Bebo o café que Ângela Rosi fez para mim e como o sanduíche para fazer meu estômago parar de roncar. Agora me sinto revigorado, pronto para conquistar este trabalho.
Hoje tenho uma oportunidade de ouro.
Vou ao Urymen-Potter's na Quinta Avenida, onde só trabalham gente grande e milionário. Estou me candidatando a um cargo de Assistente Criativo na Urymen Think Technology Inc., de propriedade e CEO de Brian Will Urymen, meu ex-professor.
Tenho boas lembranças da faculdade graças a ele.
O homem era simplesmente incrível, um gênio, capaz de vender areia no deserto ou água no meio do mar.
Antes de fazer a aula dele eu tinha muito medo porque diziam que ele era mal educado, carrasco e arrogante, e quer saber? Isso era um fato. Mas ele foi o melhor professor que eu já tive, sem dúvida.

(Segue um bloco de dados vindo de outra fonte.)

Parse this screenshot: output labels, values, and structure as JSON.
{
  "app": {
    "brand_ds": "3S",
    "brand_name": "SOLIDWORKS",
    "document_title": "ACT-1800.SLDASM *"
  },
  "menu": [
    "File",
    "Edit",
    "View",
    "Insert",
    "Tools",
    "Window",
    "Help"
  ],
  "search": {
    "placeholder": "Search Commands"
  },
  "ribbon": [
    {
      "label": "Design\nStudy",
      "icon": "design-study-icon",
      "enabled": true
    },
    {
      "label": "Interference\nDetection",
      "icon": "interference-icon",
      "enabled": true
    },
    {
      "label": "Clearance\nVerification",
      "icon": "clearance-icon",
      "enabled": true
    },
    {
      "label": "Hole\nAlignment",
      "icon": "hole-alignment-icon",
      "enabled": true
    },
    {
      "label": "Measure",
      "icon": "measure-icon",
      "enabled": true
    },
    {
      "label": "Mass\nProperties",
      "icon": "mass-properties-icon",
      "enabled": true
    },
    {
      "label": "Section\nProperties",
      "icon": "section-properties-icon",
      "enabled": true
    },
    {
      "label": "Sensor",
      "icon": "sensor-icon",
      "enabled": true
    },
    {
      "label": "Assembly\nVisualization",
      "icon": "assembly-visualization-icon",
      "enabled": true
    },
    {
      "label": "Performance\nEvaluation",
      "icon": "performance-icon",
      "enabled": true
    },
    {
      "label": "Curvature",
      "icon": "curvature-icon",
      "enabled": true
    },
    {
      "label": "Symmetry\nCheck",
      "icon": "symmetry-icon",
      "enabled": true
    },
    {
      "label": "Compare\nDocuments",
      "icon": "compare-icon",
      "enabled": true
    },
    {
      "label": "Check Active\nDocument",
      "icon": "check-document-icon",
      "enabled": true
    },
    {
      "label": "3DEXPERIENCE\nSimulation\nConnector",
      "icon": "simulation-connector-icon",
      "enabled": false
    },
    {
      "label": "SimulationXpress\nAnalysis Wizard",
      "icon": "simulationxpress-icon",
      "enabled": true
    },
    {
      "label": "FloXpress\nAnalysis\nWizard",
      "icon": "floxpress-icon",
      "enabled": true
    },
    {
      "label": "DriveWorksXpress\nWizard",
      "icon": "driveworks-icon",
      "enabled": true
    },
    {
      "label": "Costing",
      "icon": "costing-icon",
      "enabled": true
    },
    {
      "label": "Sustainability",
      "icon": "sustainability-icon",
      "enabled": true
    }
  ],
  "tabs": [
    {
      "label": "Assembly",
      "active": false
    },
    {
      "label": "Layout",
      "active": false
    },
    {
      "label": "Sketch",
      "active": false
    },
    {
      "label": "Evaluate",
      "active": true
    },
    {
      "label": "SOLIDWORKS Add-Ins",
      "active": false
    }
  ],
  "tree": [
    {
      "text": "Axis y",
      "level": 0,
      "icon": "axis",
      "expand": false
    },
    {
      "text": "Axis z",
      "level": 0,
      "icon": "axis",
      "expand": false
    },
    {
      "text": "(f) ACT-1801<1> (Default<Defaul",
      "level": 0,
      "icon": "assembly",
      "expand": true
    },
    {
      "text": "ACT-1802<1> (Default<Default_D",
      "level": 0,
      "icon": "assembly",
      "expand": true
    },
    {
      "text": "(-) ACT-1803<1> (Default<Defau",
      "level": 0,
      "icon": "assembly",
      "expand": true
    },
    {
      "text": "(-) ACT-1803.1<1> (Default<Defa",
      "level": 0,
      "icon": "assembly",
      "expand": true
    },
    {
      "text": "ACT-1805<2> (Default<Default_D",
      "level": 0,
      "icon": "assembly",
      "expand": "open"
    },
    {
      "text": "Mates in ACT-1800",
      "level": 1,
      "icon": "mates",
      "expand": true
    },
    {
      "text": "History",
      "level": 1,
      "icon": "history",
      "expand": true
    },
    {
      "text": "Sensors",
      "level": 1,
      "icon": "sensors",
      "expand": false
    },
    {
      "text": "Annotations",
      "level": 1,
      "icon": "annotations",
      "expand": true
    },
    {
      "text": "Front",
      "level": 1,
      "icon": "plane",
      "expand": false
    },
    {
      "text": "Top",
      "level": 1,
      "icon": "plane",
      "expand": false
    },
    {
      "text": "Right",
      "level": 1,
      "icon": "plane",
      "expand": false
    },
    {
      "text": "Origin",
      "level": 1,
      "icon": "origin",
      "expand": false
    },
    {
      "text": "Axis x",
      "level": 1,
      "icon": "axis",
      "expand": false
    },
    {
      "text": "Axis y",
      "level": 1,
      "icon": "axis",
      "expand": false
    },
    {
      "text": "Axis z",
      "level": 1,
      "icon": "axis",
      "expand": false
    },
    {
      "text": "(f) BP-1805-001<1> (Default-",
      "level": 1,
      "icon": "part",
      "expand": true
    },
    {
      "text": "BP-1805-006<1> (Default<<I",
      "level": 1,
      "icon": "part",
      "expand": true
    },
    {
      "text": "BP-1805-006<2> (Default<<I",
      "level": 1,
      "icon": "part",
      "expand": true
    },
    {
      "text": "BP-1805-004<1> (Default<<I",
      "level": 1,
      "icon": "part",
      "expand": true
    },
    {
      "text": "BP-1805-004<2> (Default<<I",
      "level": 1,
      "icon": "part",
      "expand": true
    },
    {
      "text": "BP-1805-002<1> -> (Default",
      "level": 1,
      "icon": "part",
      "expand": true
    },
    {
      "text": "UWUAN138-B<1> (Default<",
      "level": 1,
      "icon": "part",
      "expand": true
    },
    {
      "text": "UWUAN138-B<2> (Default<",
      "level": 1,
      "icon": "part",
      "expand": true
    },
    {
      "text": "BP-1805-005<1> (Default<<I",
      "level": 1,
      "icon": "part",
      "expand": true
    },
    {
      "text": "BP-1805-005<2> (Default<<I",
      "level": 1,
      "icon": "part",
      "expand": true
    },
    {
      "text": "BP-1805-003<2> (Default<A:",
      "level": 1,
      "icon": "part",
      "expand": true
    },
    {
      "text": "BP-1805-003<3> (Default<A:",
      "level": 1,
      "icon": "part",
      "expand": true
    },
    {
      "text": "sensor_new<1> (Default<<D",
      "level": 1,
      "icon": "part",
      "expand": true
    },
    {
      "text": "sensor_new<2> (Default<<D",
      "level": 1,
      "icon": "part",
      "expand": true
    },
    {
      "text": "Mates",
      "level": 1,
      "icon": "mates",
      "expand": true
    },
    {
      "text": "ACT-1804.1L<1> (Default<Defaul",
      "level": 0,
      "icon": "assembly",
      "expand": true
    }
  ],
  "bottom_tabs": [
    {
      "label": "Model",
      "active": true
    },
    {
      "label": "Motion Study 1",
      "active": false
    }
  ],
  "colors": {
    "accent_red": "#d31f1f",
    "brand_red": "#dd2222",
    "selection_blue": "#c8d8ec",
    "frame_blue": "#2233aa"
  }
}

Ele me desafiou, me deu os trabalhos mais difíceis e trouxe o melhor de mim. Não tenho dúvidas de que, se você me der uma chance, as coisas serão assim novamente.
Saio do carro e termino meu café.
Começo a correr porque o tempo não está a meu favor.
Na calçada, a duas quadras do meu destino final, ensaio:
“Bom dia Professor Brian Will. Lembra de mim? — Pausa para um sorriso no ensaio improvisado. “Aqui está minha pasta. Como sabem, sou uma aluna exemplar, muito dedicada e disciplinada. Eu sei que a posição exige experiência na área, mas como vou conseguir experiência se nunca tiver a oportunidade? Eu pisco, como um cachorrinho que caiu de um caminhão em movimento. “Então, por favor, professor, me dê essa chance e eu não vou decepcioná-lo. Você sabe disso...
Sou interrompido por um aguaceiro que molha meu cabelo e todas as minhas roupas.
Enquanto me dou um tapa e tento me livrar da umidade, vejo o Lexus RX preto que passou por uma poça e me molhou, dirigindo para estacionar em frente a um prédio espelhado.
-Idiota ! Filho da puta! Foda-se! — Falo em espanhol e vou atrás do desgraçado, cheio de ódio.
Quando me aproximo, o veículo abre a porta, paro de xingar e cubro minha boca.
sapato social oxford preto brilha tão novo quanto parece. As calças são justas, os ombros do terno são bem largos e os braços preenchem bem a roupa, mostrando o porte atlético do homem.